To understand the root of the Barclays scandal, and what must be done now, we – and, most emphatically, orthodox economists – must first understand a foundational element of the economy: money.

As Geoffrey Ingham has argued in The Nature of Money, orthodox economists believe in the "commodity theory of money". While they no longer maintain that money consists of a material with an intrinsic exchange value, they argue that it is a commodity in the sense that it can be understood like any other commodity – hence the belief that money is subject to the forces of supply and demand, marginal utility and so on.

On this stands the belief that the "price" of money – the rate of interest – is not constructed socially, but is a result of market forces.

Most economists still hold to the naive belief that money equals deposits and savings. They take this further. They believe firmly that, in order to lend, banks must have a stash of savings in the vault. They do not understand that bankers can create credit by entering numbers into a computer. No, they believe that banks simply act as intermediaries and can be relied up on, for example, to come between Mrs Jones and her carefully accumulated savings and Mr Smith's demand for a loan.

But John Maynard Keynes (as well as Adam Smith, Schumpeter, Galbraith and others) knew otherwise. And Keynes explained money and how it works most clearly: in brief, money, in all instances, starts life as credit. It is created in the first instance by central banks – which, with the stroke of a computer keyboard, can deposit billions of pounds into the bank accounts of commercial banks – think of quantitative easing. In return, the central bank demands collateral.

Private commercial banks are then licensed to do the same. So private bankers create credit out of thin air – by entering numbers into a computer and then requiring, first, collateral and, second, repayment. This credit then enters bank accounts as deposits. We invest or spend this money, and that generates income – wages, salaries, profits and taxes. Income is then used to repay the credit or debt.

In other words, we as a society bestow great power on central and commercial bankers, which is why economic prosperity has depended on the public accountability, regulation and management of finance. Orthodox economists do not understand money as credit. They see it as subject to the forces of supply and demand and regard these forces as a good thing – for they can determine the "price" of money, ie, the rate of interest.

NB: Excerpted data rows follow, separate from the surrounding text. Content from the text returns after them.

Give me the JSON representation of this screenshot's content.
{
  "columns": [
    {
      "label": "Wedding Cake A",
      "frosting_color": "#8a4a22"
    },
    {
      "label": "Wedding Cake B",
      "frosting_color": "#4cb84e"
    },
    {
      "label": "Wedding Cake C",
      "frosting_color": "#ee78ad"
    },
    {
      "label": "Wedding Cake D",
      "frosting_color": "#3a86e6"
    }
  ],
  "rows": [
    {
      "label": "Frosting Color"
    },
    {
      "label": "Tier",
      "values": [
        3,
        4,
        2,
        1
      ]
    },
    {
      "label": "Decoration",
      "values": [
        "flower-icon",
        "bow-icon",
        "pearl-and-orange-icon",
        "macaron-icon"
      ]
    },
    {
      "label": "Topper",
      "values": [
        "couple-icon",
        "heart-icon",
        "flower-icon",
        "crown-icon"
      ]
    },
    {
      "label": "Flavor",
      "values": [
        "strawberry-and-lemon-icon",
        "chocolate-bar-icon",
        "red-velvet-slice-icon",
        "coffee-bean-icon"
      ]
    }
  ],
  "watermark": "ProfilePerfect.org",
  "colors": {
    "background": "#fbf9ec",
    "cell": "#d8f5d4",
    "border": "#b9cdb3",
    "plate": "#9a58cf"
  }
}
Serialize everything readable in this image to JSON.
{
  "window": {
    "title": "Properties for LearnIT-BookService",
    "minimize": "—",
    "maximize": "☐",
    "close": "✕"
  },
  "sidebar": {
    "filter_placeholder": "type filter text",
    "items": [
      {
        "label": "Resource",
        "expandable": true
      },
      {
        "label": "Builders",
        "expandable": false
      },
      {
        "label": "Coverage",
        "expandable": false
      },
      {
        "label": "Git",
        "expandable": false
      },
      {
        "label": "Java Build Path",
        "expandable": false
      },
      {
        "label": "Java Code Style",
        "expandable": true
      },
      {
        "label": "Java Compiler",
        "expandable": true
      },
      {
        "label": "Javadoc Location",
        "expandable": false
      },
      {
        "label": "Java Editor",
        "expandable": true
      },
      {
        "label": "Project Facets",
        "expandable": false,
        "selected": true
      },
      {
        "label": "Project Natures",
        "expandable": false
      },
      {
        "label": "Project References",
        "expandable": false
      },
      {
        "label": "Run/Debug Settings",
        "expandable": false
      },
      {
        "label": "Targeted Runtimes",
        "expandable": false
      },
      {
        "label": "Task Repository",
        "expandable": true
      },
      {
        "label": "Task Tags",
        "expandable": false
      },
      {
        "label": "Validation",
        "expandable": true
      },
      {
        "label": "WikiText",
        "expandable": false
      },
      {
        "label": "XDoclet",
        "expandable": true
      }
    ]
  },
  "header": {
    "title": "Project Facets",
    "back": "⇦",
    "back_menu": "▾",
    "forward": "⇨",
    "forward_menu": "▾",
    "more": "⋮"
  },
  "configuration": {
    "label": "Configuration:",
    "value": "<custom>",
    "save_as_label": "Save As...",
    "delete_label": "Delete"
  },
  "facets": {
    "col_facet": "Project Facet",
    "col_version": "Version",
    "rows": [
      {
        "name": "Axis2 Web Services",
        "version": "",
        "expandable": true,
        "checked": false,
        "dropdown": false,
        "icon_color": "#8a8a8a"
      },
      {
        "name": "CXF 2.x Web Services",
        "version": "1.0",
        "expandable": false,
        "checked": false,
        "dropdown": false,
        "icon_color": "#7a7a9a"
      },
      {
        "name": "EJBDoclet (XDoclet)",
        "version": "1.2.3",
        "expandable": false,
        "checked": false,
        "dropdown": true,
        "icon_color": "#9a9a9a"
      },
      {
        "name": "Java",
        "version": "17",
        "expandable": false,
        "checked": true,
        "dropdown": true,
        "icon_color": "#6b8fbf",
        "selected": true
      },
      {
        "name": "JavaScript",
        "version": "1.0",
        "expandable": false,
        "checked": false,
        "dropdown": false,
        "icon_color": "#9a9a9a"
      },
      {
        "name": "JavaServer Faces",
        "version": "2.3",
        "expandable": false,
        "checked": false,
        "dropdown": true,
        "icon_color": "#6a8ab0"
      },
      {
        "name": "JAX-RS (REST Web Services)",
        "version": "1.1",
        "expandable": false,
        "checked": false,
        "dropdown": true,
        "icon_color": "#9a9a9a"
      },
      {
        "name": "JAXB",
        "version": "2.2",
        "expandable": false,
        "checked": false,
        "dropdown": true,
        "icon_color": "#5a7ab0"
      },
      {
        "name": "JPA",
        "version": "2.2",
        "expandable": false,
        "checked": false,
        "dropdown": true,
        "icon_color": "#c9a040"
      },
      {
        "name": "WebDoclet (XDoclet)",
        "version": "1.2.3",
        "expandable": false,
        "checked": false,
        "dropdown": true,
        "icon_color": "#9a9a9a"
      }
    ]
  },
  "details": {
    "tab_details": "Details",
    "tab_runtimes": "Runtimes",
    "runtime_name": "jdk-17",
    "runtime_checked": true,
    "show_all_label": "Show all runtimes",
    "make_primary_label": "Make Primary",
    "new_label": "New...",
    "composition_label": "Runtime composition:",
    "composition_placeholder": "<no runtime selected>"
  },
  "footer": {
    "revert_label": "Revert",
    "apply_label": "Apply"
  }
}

But money is not like oil or diamonds. It can be created out of thin air. It is a public good, like clean air or water. But, unlike clean water, there is no limit to its creation. That's why it must be regulated and managed, not left to the invisible hand of market forces.

Barclays' bankers were granted huge powers. Let us not be surprised that they abused those powers. While, of course, they must be punished, it is time to interrogate those who gave away this great public good, this great power to create and price credit. Let us begin with the profession of economists.